Thursday, November 10, 2011

The Agony and Ecstasy—and 'Disgrace'—of Steve Jobs | The Nation:

Apple is a wonderful company for its customers and investors. So, too, Pixar. (NeXT, not so much…) But Apple is also an engine of misery for its subcontracted Chinese workers. That this story went largely unreported during Jobs’s life is a testament to how enthralled our media are by the myth of the man’s talismanic qualities, and how easily manipulated most reporters are by wealthy, successful entrepreneurs. But it is also a testament to how little the lives of laborers appear to count anymore. It fell to the monologist Mike Daisey, who created and stars in the brilliant one-man show The Agony and the Ecstasy of Steve Jobs, now at the Public Theater in New York City, to force this issue into public consciousness. Daisey traveled to the Foxconn plant in Shenzhen, China, which employs 420,000 people to manufacture products for Apple and other electronics and computer companies, to talk with the workers (unlike the Wired magazine reporter who, Daisey scathingly notes, penned a 3,300-word cover story on the plant without speaking to a single worker).

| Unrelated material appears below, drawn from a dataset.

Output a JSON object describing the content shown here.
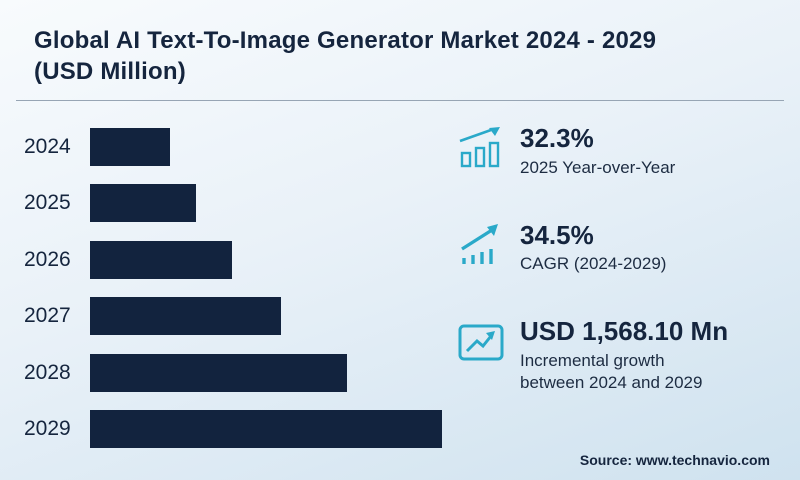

Daisey’s mission was risky—a photographer was recently beaten up by the company’s guards—but he was determined, having heard about abuses at Foxconn. There, thirty-four-hour shifts, beatings, child labor, an epidemic of suicides and a general prison-camp atmosphere prevailed, and even yawning could get your (meager) pay docked. He met one worker whose hand had been “permanently curled into a claw from being smashed in a metal press at Foxconn, where he worked assembling Apple laptops and iPads.” When Daisey showed the man his iPad, it was the first time he had ever seen one turned on. He thought it was “magic.”